- Directed by: Igor Drljaca
- Written by: Igor Drljaca
- Produced by: Igor Drljaca
- Edited by: Igor Drljaca
- Production company: Timelapse Pictures
- Release date: September 11, 2011 (TIFF);
- Running time: 9 minutes
- Country: Canada
- Languages: Bosnian Serbo-Croatian

= The Fuse: Or How I Burned Simon Bolivar =

Canadian documentary by Igor Drljaca

The Fuse: Or How I Burned Simon Bolivar (Kako sam Zapalio Simona Bolivara) is a 2011 Canadian documentary short film directed by Igor Drljaca. The film recounts Drljaca's childhood belief that he was personally responsible for the outbreak of the Bosnian Civil War because he tried to avoid a poor grade on a school assignment.

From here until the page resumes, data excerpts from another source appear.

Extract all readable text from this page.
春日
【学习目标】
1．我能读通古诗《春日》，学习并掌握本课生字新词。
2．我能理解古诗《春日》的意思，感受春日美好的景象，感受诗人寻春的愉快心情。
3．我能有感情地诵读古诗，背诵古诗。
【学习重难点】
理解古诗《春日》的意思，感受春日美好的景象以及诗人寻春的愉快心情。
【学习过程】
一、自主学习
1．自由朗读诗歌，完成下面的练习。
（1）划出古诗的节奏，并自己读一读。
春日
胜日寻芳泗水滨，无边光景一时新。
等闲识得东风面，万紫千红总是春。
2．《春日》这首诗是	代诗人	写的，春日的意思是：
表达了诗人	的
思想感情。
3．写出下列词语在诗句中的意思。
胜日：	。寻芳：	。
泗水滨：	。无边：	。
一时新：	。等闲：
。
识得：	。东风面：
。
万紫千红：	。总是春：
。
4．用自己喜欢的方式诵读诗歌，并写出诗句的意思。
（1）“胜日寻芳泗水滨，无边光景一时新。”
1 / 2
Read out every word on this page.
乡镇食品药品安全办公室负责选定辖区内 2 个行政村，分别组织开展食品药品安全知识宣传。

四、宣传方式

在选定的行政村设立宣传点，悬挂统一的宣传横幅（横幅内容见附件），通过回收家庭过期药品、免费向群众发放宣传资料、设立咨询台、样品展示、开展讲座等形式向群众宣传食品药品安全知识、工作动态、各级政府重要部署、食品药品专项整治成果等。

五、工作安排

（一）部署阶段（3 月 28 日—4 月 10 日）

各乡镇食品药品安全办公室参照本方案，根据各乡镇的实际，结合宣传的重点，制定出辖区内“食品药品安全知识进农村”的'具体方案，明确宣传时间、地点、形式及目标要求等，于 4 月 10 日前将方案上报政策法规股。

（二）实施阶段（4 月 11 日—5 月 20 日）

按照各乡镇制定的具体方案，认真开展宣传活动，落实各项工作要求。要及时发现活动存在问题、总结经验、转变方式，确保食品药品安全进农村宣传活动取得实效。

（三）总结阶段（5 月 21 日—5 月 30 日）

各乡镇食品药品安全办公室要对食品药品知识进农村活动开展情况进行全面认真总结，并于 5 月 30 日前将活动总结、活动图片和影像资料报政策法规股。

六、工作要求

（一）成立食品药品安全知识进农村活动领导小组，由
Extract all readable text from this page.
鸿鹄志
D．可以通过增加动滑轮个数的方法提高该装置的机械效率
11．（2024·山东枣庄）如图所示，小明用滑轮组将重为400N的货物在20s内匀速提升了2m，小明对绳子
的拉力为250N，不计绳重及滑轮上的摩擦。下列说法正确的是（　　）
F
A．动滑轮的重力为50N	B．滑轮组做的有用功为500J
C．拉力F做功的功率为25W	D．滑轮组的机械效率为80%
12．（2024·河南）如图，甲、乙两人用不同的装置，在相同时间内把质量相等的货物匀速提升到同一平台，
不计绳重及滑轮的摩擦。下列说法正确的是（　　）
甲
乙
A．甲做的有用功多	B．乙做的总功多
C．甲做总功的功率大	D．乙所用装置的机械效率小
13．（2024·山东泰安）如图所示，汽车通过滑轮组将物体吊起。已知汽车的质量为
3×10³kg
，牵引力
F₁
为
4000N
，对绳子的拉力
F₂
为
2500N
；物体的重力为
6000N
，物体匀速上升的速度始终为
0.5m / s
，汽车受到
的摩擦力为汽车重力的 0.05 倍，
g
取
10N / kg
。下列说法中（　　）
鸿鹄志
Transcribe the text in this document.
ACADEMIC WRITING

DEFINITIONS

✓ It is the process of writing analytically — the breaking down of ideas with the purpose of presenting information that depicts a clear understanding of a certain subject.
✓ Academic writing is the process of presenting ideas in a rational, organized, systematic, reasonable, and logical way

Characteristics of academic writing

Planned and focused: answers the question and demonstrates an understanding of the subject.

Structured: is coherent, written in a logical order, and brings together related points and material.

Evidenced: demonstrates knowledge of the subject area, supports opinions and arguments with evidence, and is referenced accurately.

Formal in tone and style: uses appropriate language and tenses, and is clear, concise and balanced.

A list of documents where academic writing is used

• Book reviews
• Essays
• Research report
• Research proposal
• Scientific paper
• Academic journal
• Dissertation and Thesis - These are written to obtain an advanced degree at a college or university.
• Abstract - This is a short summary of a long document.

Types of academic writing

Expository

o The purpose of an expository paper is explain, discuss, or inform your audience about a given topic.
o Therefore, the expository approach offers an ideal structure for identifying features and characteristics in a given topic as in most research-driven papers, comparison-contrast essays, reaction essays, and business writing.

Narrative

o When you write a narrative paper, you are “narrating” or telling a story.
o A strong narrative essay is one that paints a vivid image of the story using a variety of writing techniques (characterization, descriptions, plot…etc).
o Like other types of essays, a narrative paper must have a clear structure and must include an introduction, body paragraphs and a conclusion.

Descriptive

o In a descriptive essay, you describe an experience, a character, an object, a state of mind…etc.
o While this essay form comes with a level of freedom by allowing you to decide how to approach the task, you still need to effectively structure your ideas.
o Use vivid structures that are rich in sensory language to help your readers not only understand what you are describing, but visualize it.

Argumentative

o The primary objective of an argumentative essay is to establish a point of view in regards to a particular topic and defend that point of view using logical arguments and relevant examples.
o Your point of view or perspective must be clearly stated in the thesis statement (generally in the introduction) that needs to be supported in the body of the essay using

He revisits family VHS tapes to recount how his childhood collides with forces he couldn't possibly comprehend. In doing so, he transforms this deeply personal story of trauma into a much more universal reflection on lost innocence, and how being a child can be accompanied by simultaneous, paradoxical feelings of both boundless power and crushing powerlessness.

The film premiered at the 2011 Toronto International Film Festival, and was named to the festival's annual year-end Canada's Top Ten list. It had its international premiere at South by Southwest in 2012. It was a nominee for Best Short Documentary at the 1st Canadian Screen Awards.